Na Jans dood, in 1829, kwam de Roode Berrij aan zijn tweede zoon, koekbakker Paulus van der Horst. Tot 1933 zou het pand in gebruik blijven als koek- en banketbakkerij. In 1835 machtigde Paulus zijn broer Jan Hendrik om de zaak te verkopen. Hij eindigde zijn loopbaan als sjouwer en stierf ongehuwd.

Banketbakkersfamilie
De nieuwe eigenaar, Christiaan Pe(e)terse, was smid in de Molenstraat, net als zijn uit Bree (nu Maasbree) afkomstige vader. Aanvankelijk verhuurde Christiaan de Roode Berrij aan zijn zoon Johan en diens vrouw Maria Wilhelmina, dochter van broodbakker Willem van den Boogerd op de Verwersdijk. Johan werd geen smid maar grondlegger van koek- en banketbakkerij Peterse. Vier van zijn kinderen kozen het zelfde beroep of trouwden met een banketbakker. Zo huwde Petronella Maria met Jacobus Theodorus van Leeuwen, suikerbakker in de Beslagen Bijbel (Markt 57). Johan Peterse kocht de Roode Berrij van zijn vader in 1841 en overleed in 1860.

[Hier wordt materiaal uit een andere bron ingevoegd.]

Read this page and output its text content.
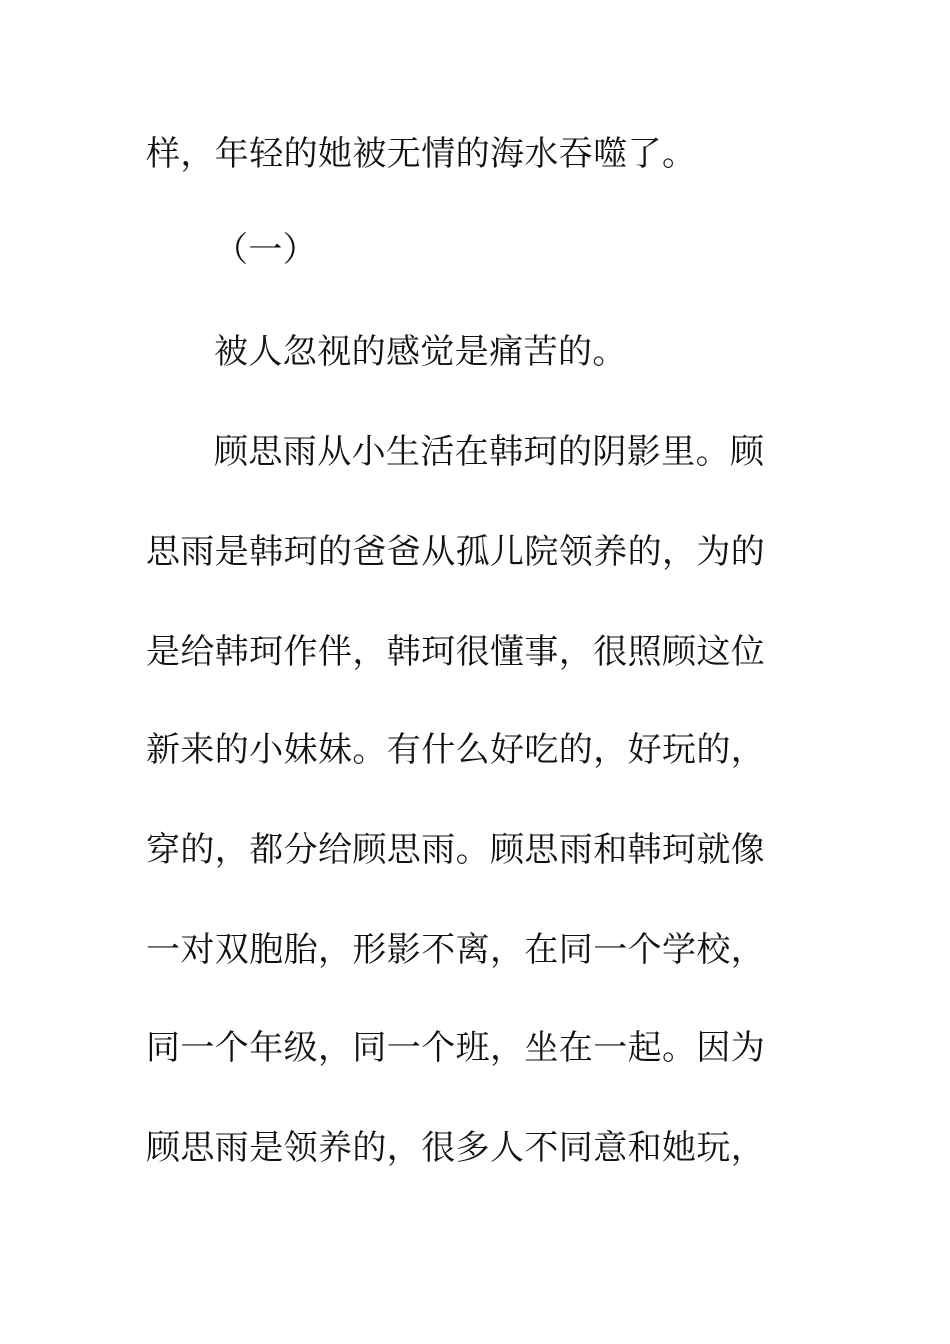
样，年轻的她被无情的海水吞噬了。
（一）
被人忽视的感觉是痛苦的。
顾思雨从小生活在韩珂的阴影里。顾
思雨是韩珂的爸爸从孤儿院领养的，为的
是给韩珂作伴，韩珂很懂事，很照顾这位
新来的小妹妹。有什么好吃的，好玩的，
穿的，都分给顾思雨。顾思雨和韩珂就像
一对双胞胎，形影不离，在同一个学校，
同一个年级，同一个班，坐在一起。因为
顾思雨是领养的，很多人不同意和她玩，
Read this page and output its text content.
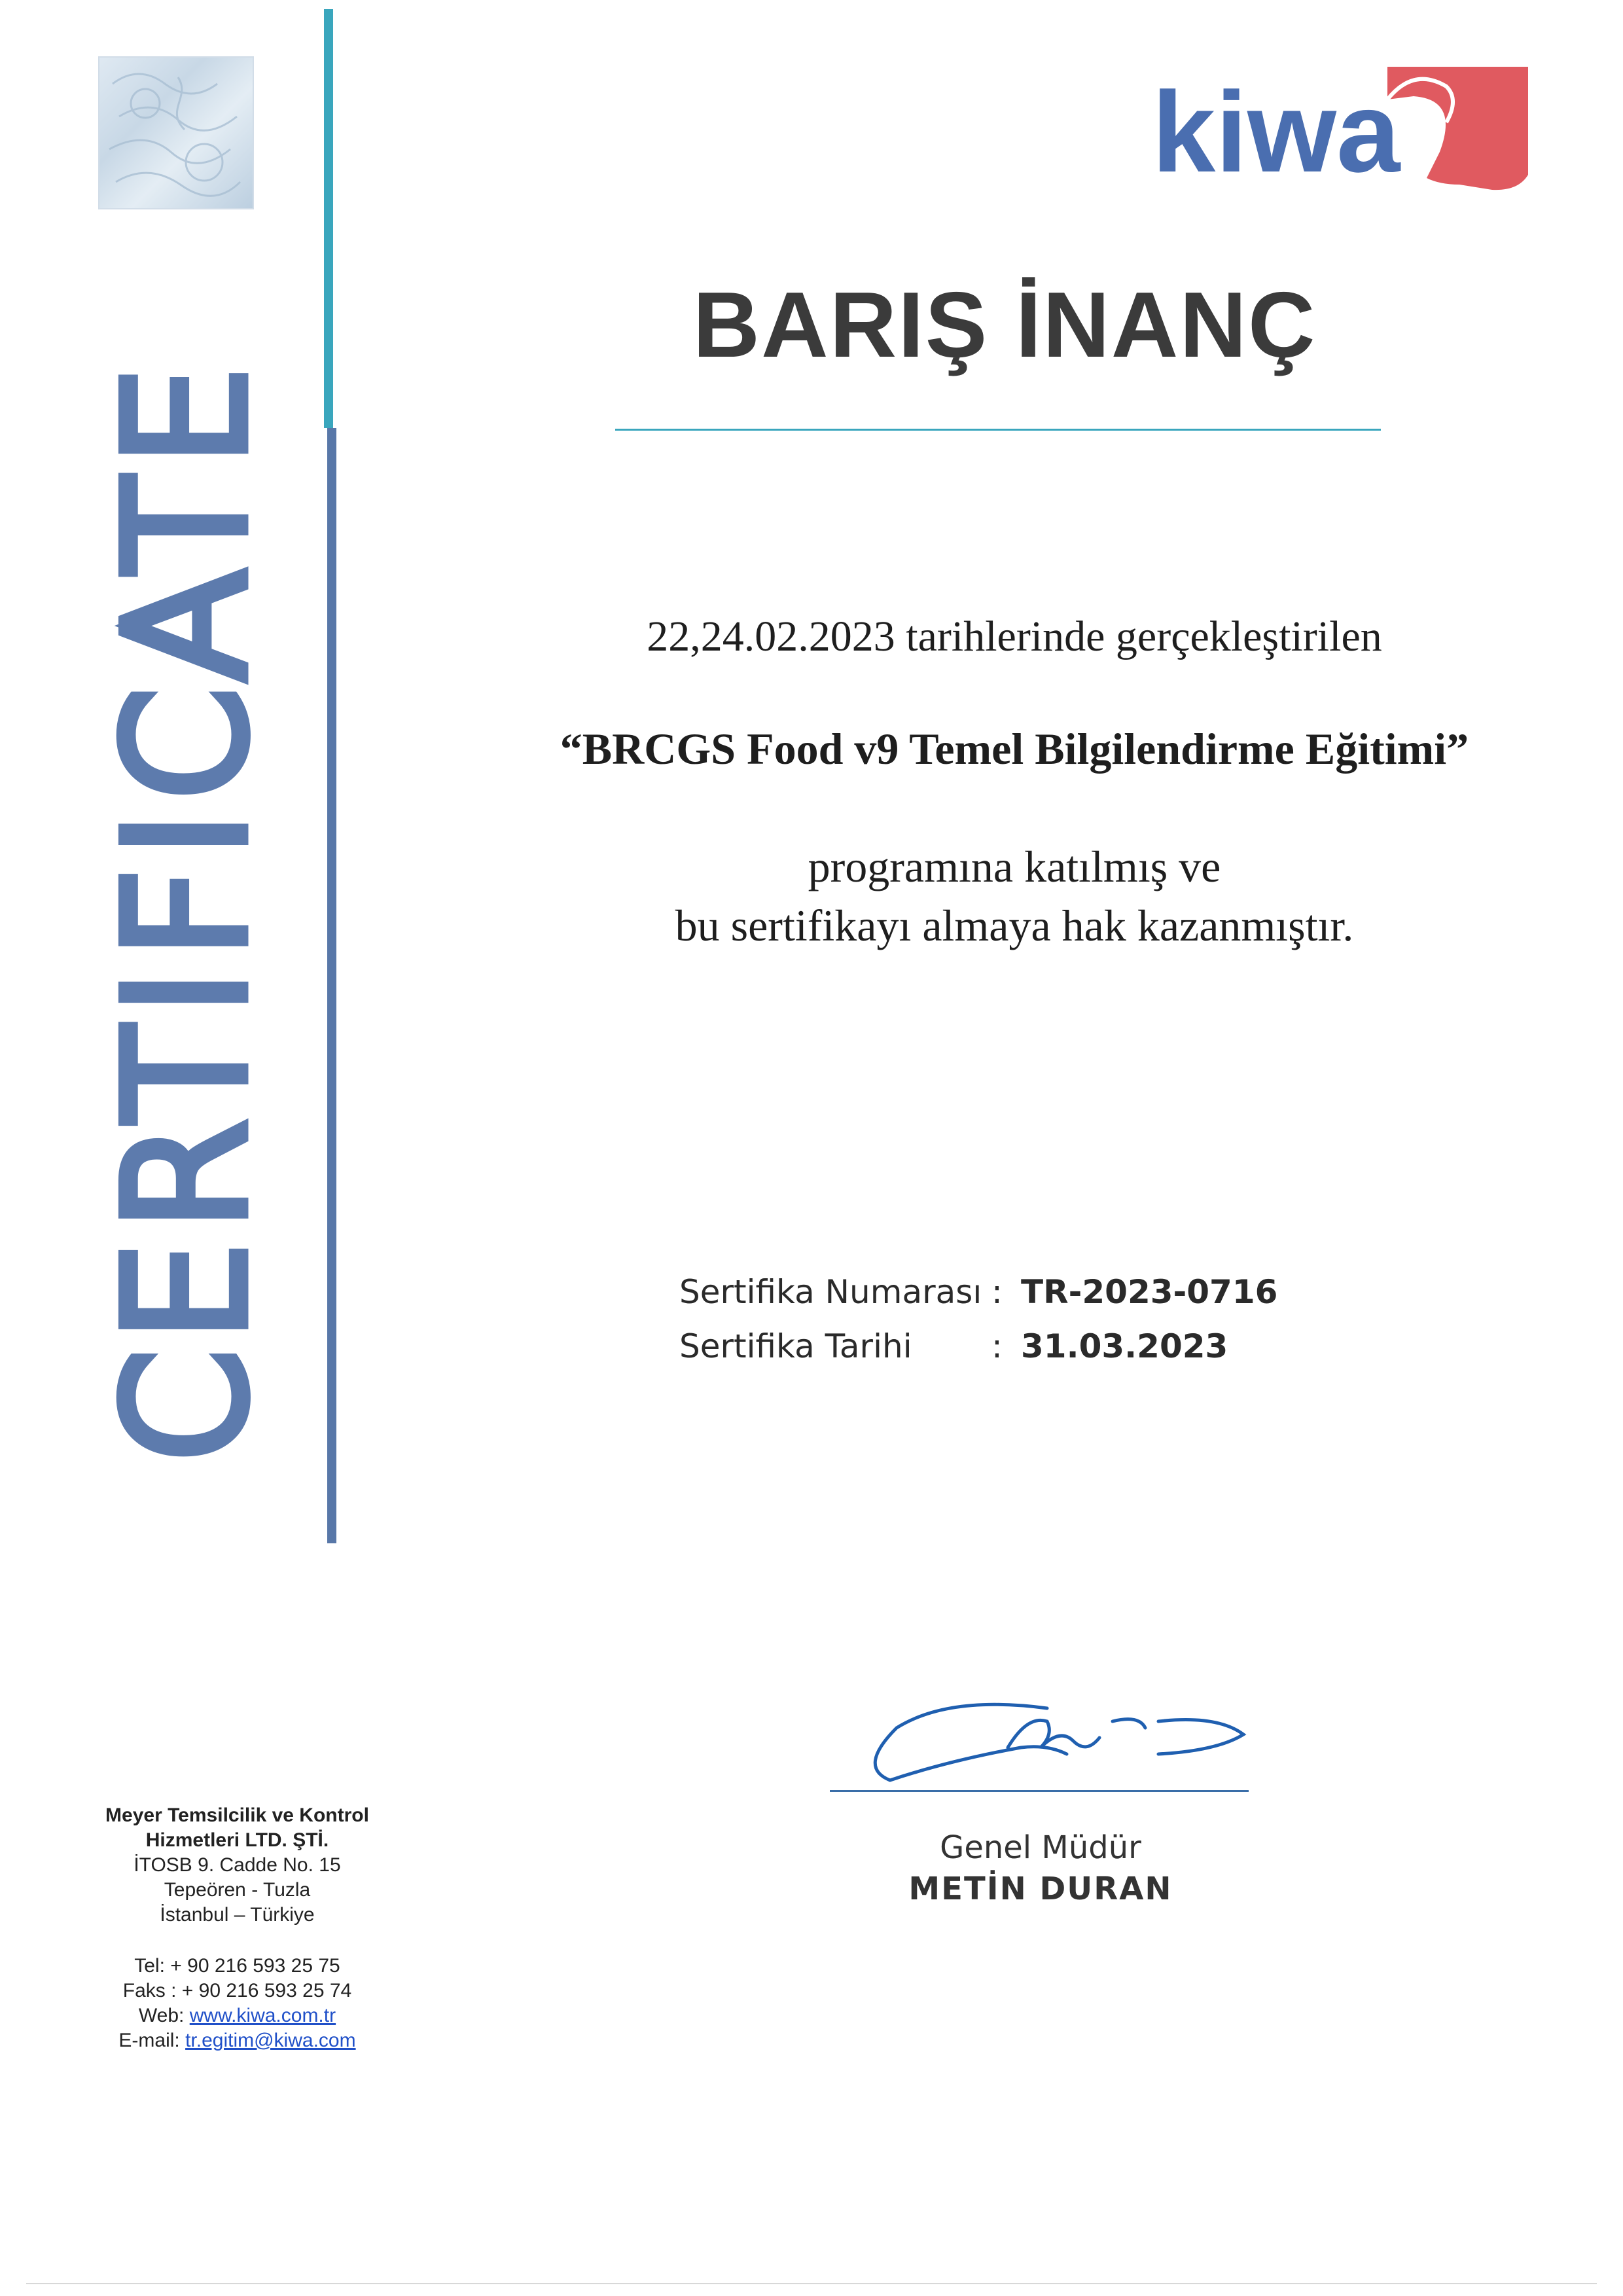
CERTIFICATE
kiwa
BARIŞ İNANÇ
22,24.02.2023 tarihlerinde gerçekleştirilen
“BRCGS Food v9 Temel Bilgilendirme Eğitimi”
programına katılmış ve
bu sertifikayı almaya hak kazanmıştır.
Sertifika Numarası : TR-2023-0716
Sertifika Tarihi : 31.03.2023
Genel Müdür
METİN DURAN
Meyer Temsilcilik ve Kontrol
Hizmetleri LTD. ŞTİ.
İTOSB 9. Cadde No. 15
Tepeören - Tuzla
İstanbul – Türkiye
Tel: + 90 216 593 25 75
Faks : + 90 216 593 25 74
Web: www.kiwa.com.tr
E-mail: tr.egitim@kiwa.com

De confiseur, circa 1912. Op de voorgrond (vlnr) Adriana (geboren 1901), Hubertine (1908) en Wilhelmina Peterse (1902).

De Confiseur
Maria, weduwe met negen minderjarige kinderen, zette met haar oudste zoon Cris de bakkerij voort voor gemeenschappelijke rekening. Bij de boedelscheiding na haar overlijden in 1867 kregen haar tien kinderen 19.550 gulden te verdelen.
Cris kreeg de Roode Berry toebedeeld en trouwde met Wilhelmina Antonia Meijer. De winkel liep kennelijk goed: hij liet 71.140 gulden na in 1894. Wilhelmina zette de zaak voort. In 1898 droeg zij de bakkerij, die de Confiseur ging heten, over aan haar zoon Henricus Christianus. In 1924 verhuisde Wilhelmina naar Dordrecht, waar haar oudste zoon banketbakker was.


Gezin Peterse in de tuin van het huis in Bondowoso, 1921. Van links naar rechts Hubertine, Wilhelmina, moeder Johanna, Johannes, Adriaan, Hendrik, Joanna. Christiaan kwam pas later naar Indië, Adriana (Jeanne) was al getrouwd.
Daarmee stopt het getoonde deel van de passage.